Les remarques et l'analyse précises des enchevêtrements de compétences décrivent assez bien les difficultés rencontrées, les risques de retard et la position particulièrement inconfortable de la D.G.S. ; l'exemple des importations est d'ailleurs particulièrement intéressant : il cite à titre d'illustration une infection de poulets importés des Pays-Bas par un virus de grippe potentiellement très dangereux pour l'homme en mai 2003 dont il a été informé par le ministère de l'agriculture avec plusieurs semaines de retard. L'illustration la plus marquante des graves difficultés systémiques avec le ministère de l'agriculture est celle des épidémies ou épisodes de listeria en 1993 et 1997. Les preuves bactériologiques se faisant inévitablement attendre, il convenait, en effet, à partir des constatations épidémiologiques faites par l'InVS de prendre des mesures conservatoires d'urgence. Et ce n'est qu'après de longues tractations à l'occasion de cette crise à l'automne 1999 qu'un protocole sur la listériose a pu être adopté et mis en oeuvre avec des résultats concrets.
Ces exemples et de nombreux autres illustrent d'une part les extrêmes difficultés et acuité des crises auxquelles la D.G.S. et le Ministère de la santé ont à faire face, et d'autre part un comportement discutable du Ministère de l'agriculture fondé sur des réflexes et des pratiques inadaptées face à l'évolution des esprits (exigence de transparence) et des techniques ou des situations (rapidité et diversité de la distribution, multiplicité de produits et de circuits).

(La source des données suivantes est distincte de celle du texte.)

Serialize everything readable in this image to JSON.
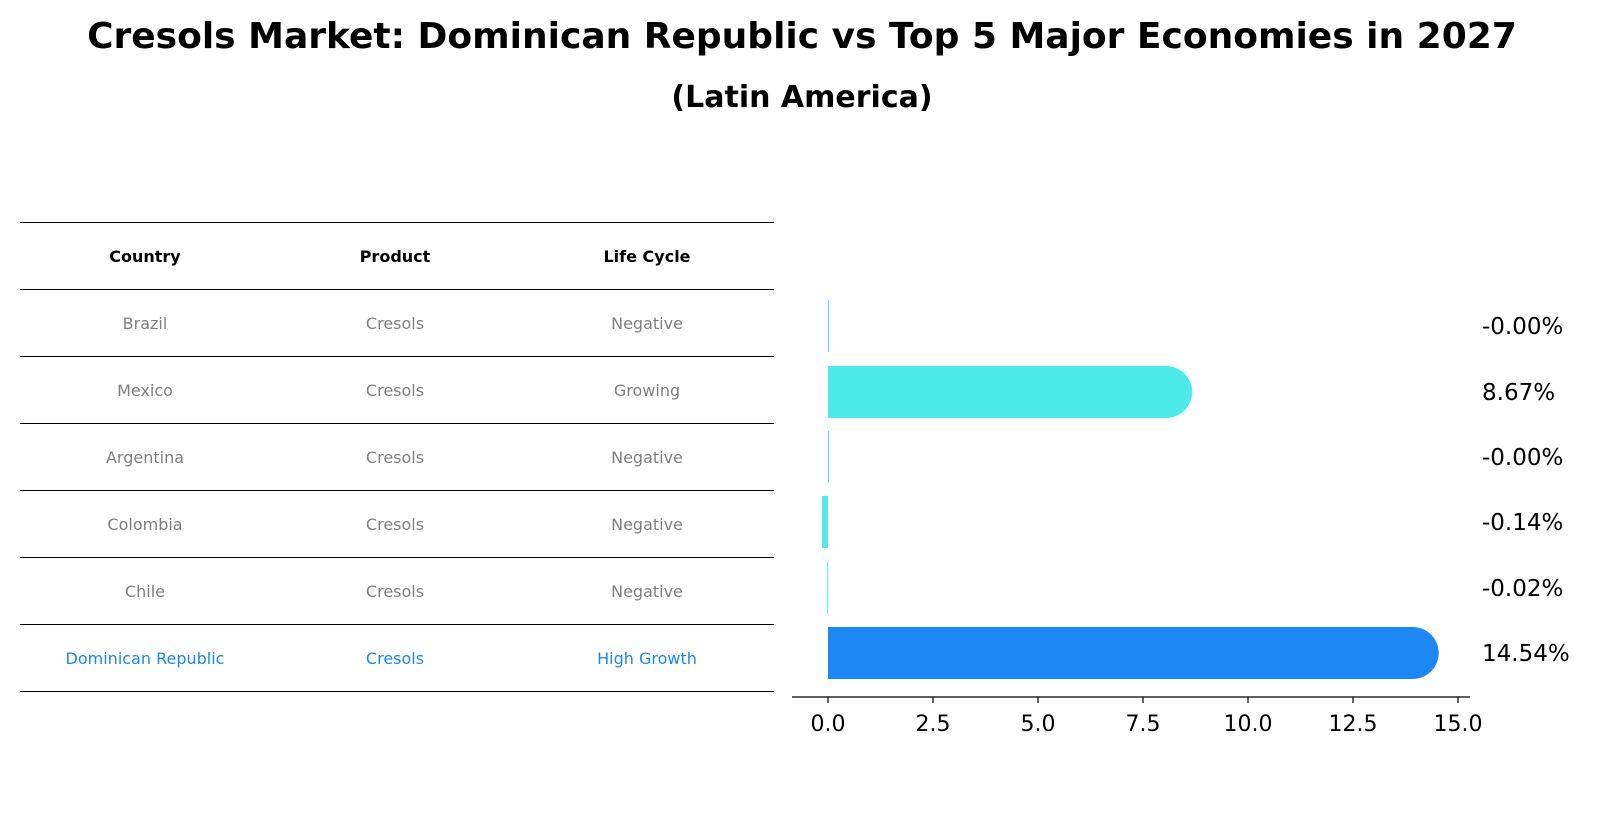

En fait, l'AFSSA (ou l'InVs, en tant que tel), n'est pas en cause ; la conclusion que tire le Pr. L. Abenhaïm de ces faits sur la réunification de l'autorité évaluatrice du risque et celle investie du pouvoir de décision, n'en résulte pas réellement. La majorité des crises citées à l'appui de cette thèse sont antérieures à la création de l'AFSSA ou directement concomitantes à sa mise en place (listériose - automne 1999).

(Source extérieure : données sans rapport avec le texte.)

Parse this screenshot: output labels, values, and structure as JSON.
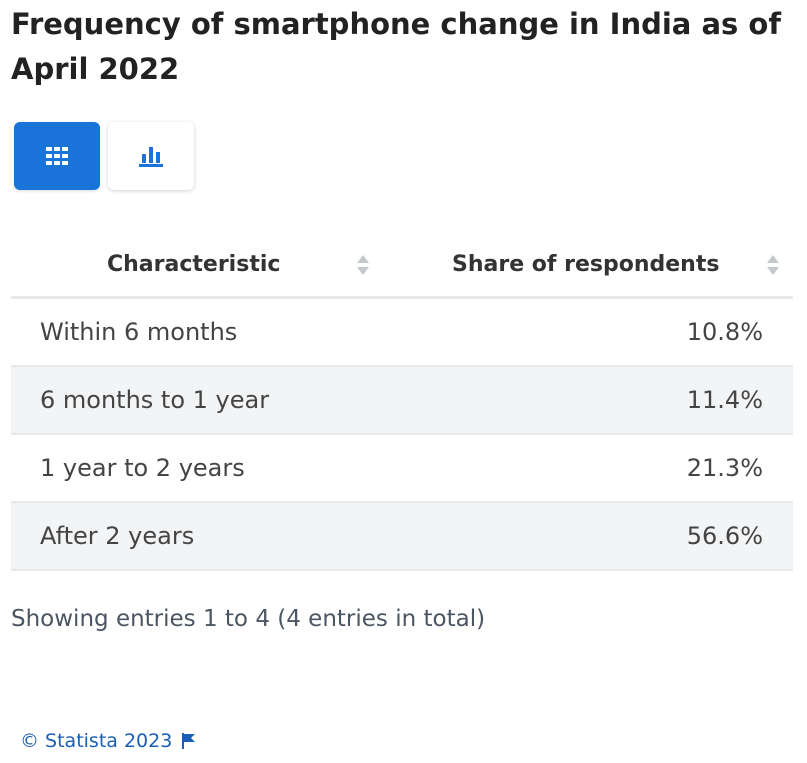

En fait, ce qui apparaît clairement au début de ce paragraphe intitulé « La position difficile des agences sanitaires » est que l'auteur n'a pas admis le partage des tâches et l'équilibre institués par la loi de 1998 dans le domaine alimentaire : il conclut d'ailleurs sans ambages : « La mission laissée à l'AFSSA en matière de sécurité sanitaire se limite donc à l'évaluation des risques et à la vérification de la conformité des décisions générales des ministères - leurs arrêtés - aux principes découlant de cette évaluation. Sans qu'elle ait les moyens de vérifier si ces décisions sont bien appliquées, ni même la capacité de les définir de façon opérationnelle. C'est extrêmement regrettable ».
Cette présentation restrictive du rôle de l'AFSSA est exagérée. Ses travaux, ses activités et la conception que son directeur général affiche du rôle de l'AFSSA malmènent d'ailleurs quelque peu cette analyse et cette conclusion lapidaire, même si, et c'est un problème d'application sur le terrain et non de principe, l'association de l'agence aux activités de contrôle sur le terrain peut soulever de réelles difficultés qui doivent être résolues rapidement. C'est d'ailleurs la résolution de ces difficultés qui permettra précisément de supprimer ces situations où le décideur est confronté au dilemme du « tout ou rien » qui est effectivement celui du ministère de l'agriculture ou de la santé.
Rappelons enfin que le choix de la séparation entre l'évaluateur et le gestionnaire du risque dans le domaine alimentaire n'est pas une exception française et qu'il est même l'un des principes d'organisation préconisé dans le cadre du Codex alimentarius.
* 24 Canicules - novembre 2003 Fayard Editeur.